Правда на этом его интерес к моему спортивному развитию не иссяк и на одной из школьных перемен брат устроил мне смотрины с будущим тренером по баскетболу. Таким образом, перед уходом в армию, ему удалось пристроить меня в этот «лошадиный» вид спорта – что называется «чтоб жизнь медом не казалась». Отрабатывая чувства братского долга, я несколько месяцев регулярно посещал изнурительные тренировки, пока не вывихнул в борьбе с одноклассником руку. Это предоставило мне формальный повод расстаться с баскетболом.
Оказавшись в очередном отпуске на Родине, брат попытался реабилитировать меня в самом гармоничном на его взгляд виде спорта. Мне пришлось еще несколько месяцев доказывать себе что дух и тело могут найти компромисс только в тяжких испытаниях, пока посланная «небесами» очередная болячка не освободила меня от обязательств перед ним. На этот раз я расстался с большим спортом навсегда!

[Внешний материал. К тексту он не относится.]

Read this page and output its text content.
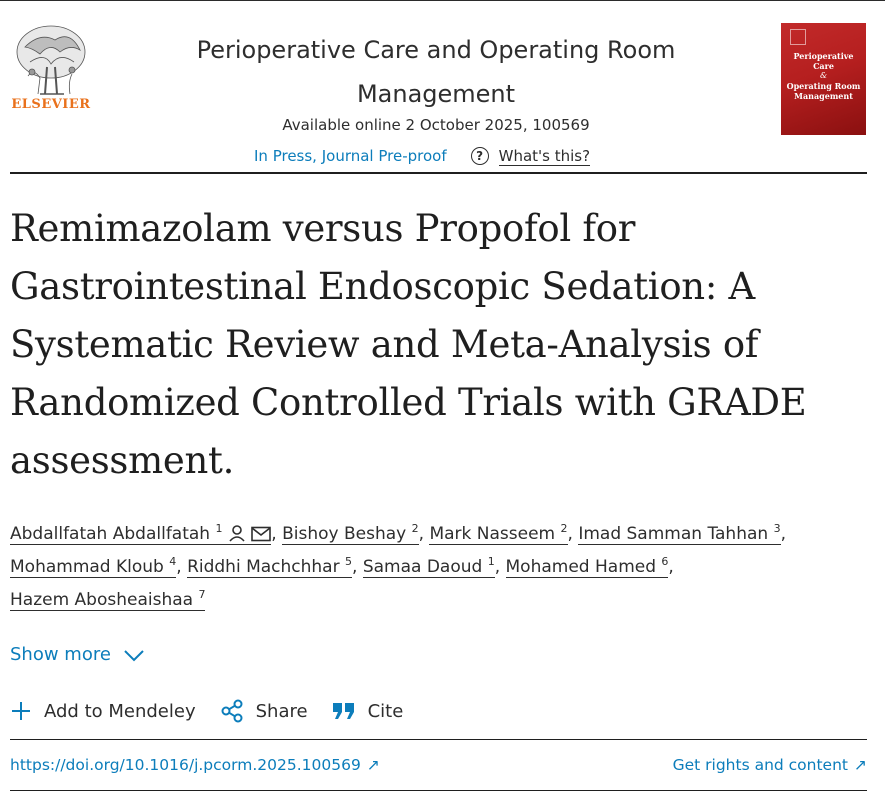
ELSEVIER
Perioperative Care and Operating Room Management
Available online 2 October 2025, 100569
In Press, Journal Pre-proof	?	What's this?
Perioperative Care
&
Operating Room
Management
Remimazolam versus Propofol for Gastrointestinal Endoscopic Sedation: A Systematic Review and Meta-Analysis of Randomized Controlled Trials with GRADE assessment.
Abdallfatah Abdallfatah $^1$	, Bishoy Beshay $^2$, Mark Nasseem $^2$, Imad Samman Tahhan $^3$, Mohammad Kloub $^4$, Riddhi Machchhar $^5$, Samaa Daoud $^1$, Mohamed Hamed $^6$,
Hazem Abosheaishaa $^7$
Show more
Add to Mendeley	Share	Cite
https://doi.org/10.1016/j.pcorm.2025.100569 ↗	Get rights and content ↗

Все-таки наше детство, в отличие от нынешнего подрастающего поколения, трудно обвинить в недостатке духовности. В те далекие годы мы играли в основном в войну, от которой нас отделяли всего лишь два десятка лет. Еще жили среди нас ее свидетели, с экранов смотрели зачастую невымышленные герои и мы росли в атмосфере высокопатриотических идей.

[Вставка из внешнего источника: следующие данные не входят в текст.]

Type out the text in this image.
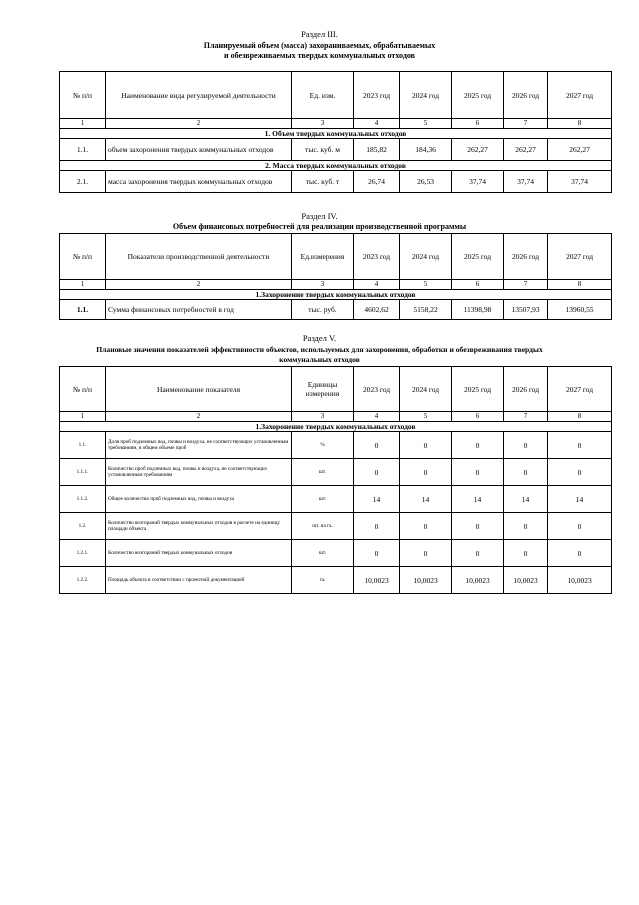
Раздел III.
Планируемый объем (масса) захораниваемых, обрабатываемых
и обезвреживаемых твердых коммунальных отходов
№ п/п	Наименование вида регулируемой деятельности	Ед. изм.	2023 год	2024 год	2025 год	2026 год	2027 год
1	2	3	4	5	6	7	8
1. Объем твердых коммунальных отходов							
1.1.	объем захоронения твердых коммунальных отходов	тыс. куб. м	185,82	184,36	262,27	262,27	262,27
2. Масса твердых коммунальных отходов							
2.1.	масса захоронения твердых коммунальных отходов	тыс. куб. т	26,74	26,53	37,74	37,74	37,74
Раздел IV.
Объем финансовых потребностей для реализации производственной программы
№ п/п	Показатели производственной деятельности	Ед.измерения	2023 год	2024 год	2025 год	2026 год	2027 год
1	2	3	4	5	6	7	8
1.Захоронение твердых коммунальных отходов							
1.1.	Сумма финансовых потребностей в год	тыс. руб.	4602,62	5158,22	11398,98	13507,93	13960,55
Раздел V.
Плановые значения показателей эффективности объектов, используемых для захоронения, обработки и обезвреживания твердых
коммунальных отходов
№ п/п	Наименование показателя	Единицы измерения	2023 год	2024 год	2025 год	2026 год	2027 год
1	2	3	4	5	6	7	8
1.Захоронение твердых коммунальных отходов							
1.1.	Доля проб подземных вод, почвы и воздуха, не соответствующих установленным требованиям, в общем объеме проб	%	0	0	0	0	0
1.1.1.	Количество проб подземных вод, почвы и воздуха, не соответствующих установленным требованиям	шт.	0	0	0	0	0
1.1.2.	Общее количество проб подземных вод, почвы и воздуха	шт.	14	14	14	14	14
1.2.	Количество возгораний твердых коммунальных отходов в расчете на единицу площади объекта	шт. на га.	0	0	0	0	0
1.2.1.	Количество возгораний твердых коммунальных отходов	шт.	0	0	0	0	0
1.2.2.	Площадь объекта в соответствии с проектной документацией	га.	10,0023	10,0023	10,0023	10,0023	10,0023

Я предпочитал роль партизана – положительные герои всегда в чести. И сейчас, спустя почти полвека, перед глазами всплывает яркий эпизод детства.
Пленного, меня пытали сверстники, которым досталась роль фашистов. Но даже перед угрозой смерти я не выдал, ни расположения партизанского отряда, ни численности его бойцов, разумеется, тем самым подписав себе смертный приговор. Сделали игрушечную петлю, понарошку привязали ее на суку яблони, понарошку я стал на табурет и продел голову в удавку. Понарошку произнес патриотическую речь несломленного партизана, а мои мучители пафосный фашистский приговор. И… табурет с грохотом отлетел в сторону.
Дальше все происходило по-настоящему…, веревка оказалась прочной, а сук толстый. Я успел продеть руки в петлю, но ногами до земли не дотягивался…. Все-таки участники казни успели справиться с шоком и остановили игру. Взрослым мы о своих забавах не рассказывали.